Speaking to local outlet Le Figaro, Lescure said Wednesday that the fest remains “reasonably optimistic in the hope that the peak of the epidemic will be reached at the end of March and that we will breathe a little better in April.”
However, he added that they were “not oblivious” and that if the situation doesn’t improve, they will cancel this edition.
He also responded to a media report Tuesday claiming the festival had surprisingly declined an insurance policy to cover itself for epidemics a couple of weeks ago, which was offered to organizers by firm Circle Group.
“This offer was made to us about ten days ago, but it was totally disproportionate,” said Lescure. “We were only offered to cover ourselves up to $2.3 million (€2 million) while our budget is $36 million (€32 million). It was really peanuts. The company was clearly playing the bounty hunters and we of course declined this proposal.”
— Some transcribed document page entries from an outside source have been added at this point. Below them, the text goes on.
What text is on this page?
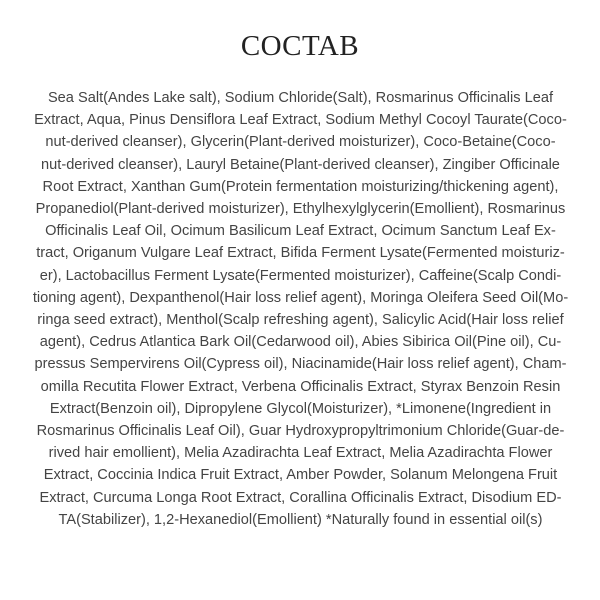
COCTAB

Sea Salt(Andes Lake salt), Sodium Chloride(Salt), Rosmarinus Officinalis Leaf
Extract, Aqua, Pinus Densiflora Leaf Extract, Sodium Methyl Cocoyl Taurate(Coco-
nut-derived cleanser), Glycerin(Plant-derived moisturizer), Coco-Betaine(Coco-
nut-derived cleanser), Lauryl Betaine(Plant-derived cleanser), Zingiber Officinale
Root Extract, Xanthan Gum(Protein fermentation moisturizing/thickening agent),
Propanediol(Plant-derived moisturizer), Ethylhexylglycerin(Emollient), Rosmarinus
Officinalis Leaf Oil, Ocimum Basilicum Leaf Extract, Ocimum Sanctum Leaf Ex-
tract, Origanum Vulgare Leaf Extract, Bifida Ferment Lysate(Fermented moisturiz-
er), Lactobacillus Ferment Lysate(Fermented moisturizer), Caffeine(Scalp Condi-
tioning agent), Dexpanthenol(Hair loss relief agent), Moringa Oleifera Seed Oil(Mo-
ringa seed extract), Menthol(Scalp refreshing agent), Salicylic Acid(Hair loss relief
agent), Cedrus Atlantica Bark Oil(Cedarwood oil), Abies Sibirica Oil(Pine oil), Cu-
pressus Sempervirens Oil(Cypress oil), Niacinamide(Hair loss relief agent), Cham-
omilla Recutita Flower Extract, Verbena Officinalis Extract, Styrax Benzoin Resin
Extract(Benzoin oil), Dipropylene Glycol(Moisturizer), *Limonene(Ingredient in
Rosmarinus Officinalis Leaf Oil), Guar Hydroxypropyltrimonium Chloride(Guar-de-
rived hair emollient), Melia Azadirachta Leaf Extract, Melia Azadirachta Flower
Extract, Coccinia Indica Fruit Extract, Amber Powder, Solanum Melongena Fruit
Extract, Curcuma Longa Root Extract, Corallina Officinalis Extract, Disodium ED-
TA(Stabilizer), 1,2-Hexanediol(Emollient) *Naturally found in essential oil(s)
Therefore, the fest will not be covered in the instance of a cancellation, even if the government forces it to shutter. Lescure, however, said the event has an endowment fund that will allow it to survive skipping an edition, if necessary. “We have a setup that allows us to face at least one year without revenue,” he commented.
The coronavirus situation in France has escalated in recent days. Last night, French leader Emmanuel Macron addressed the nation saying his government would take “all measures necessary” to combat the virus spread, adding that it “mustn’t give in to panic.”
However, he also said that the country is “only at the beginning of this epidemic.” France has north of 1,600 confirmed cases to date and has seen 30 deaths, making it the third-worst affected Euro nation behind Italy and Spain. Yesterday, the country’s culture minister tested positive for the virus. In response, containment measures have been introduced including banning gatherings of more than 1,000 people, the cancelling of various events, and widespread closing of schools.
Today, TV event Series Mania was canceled.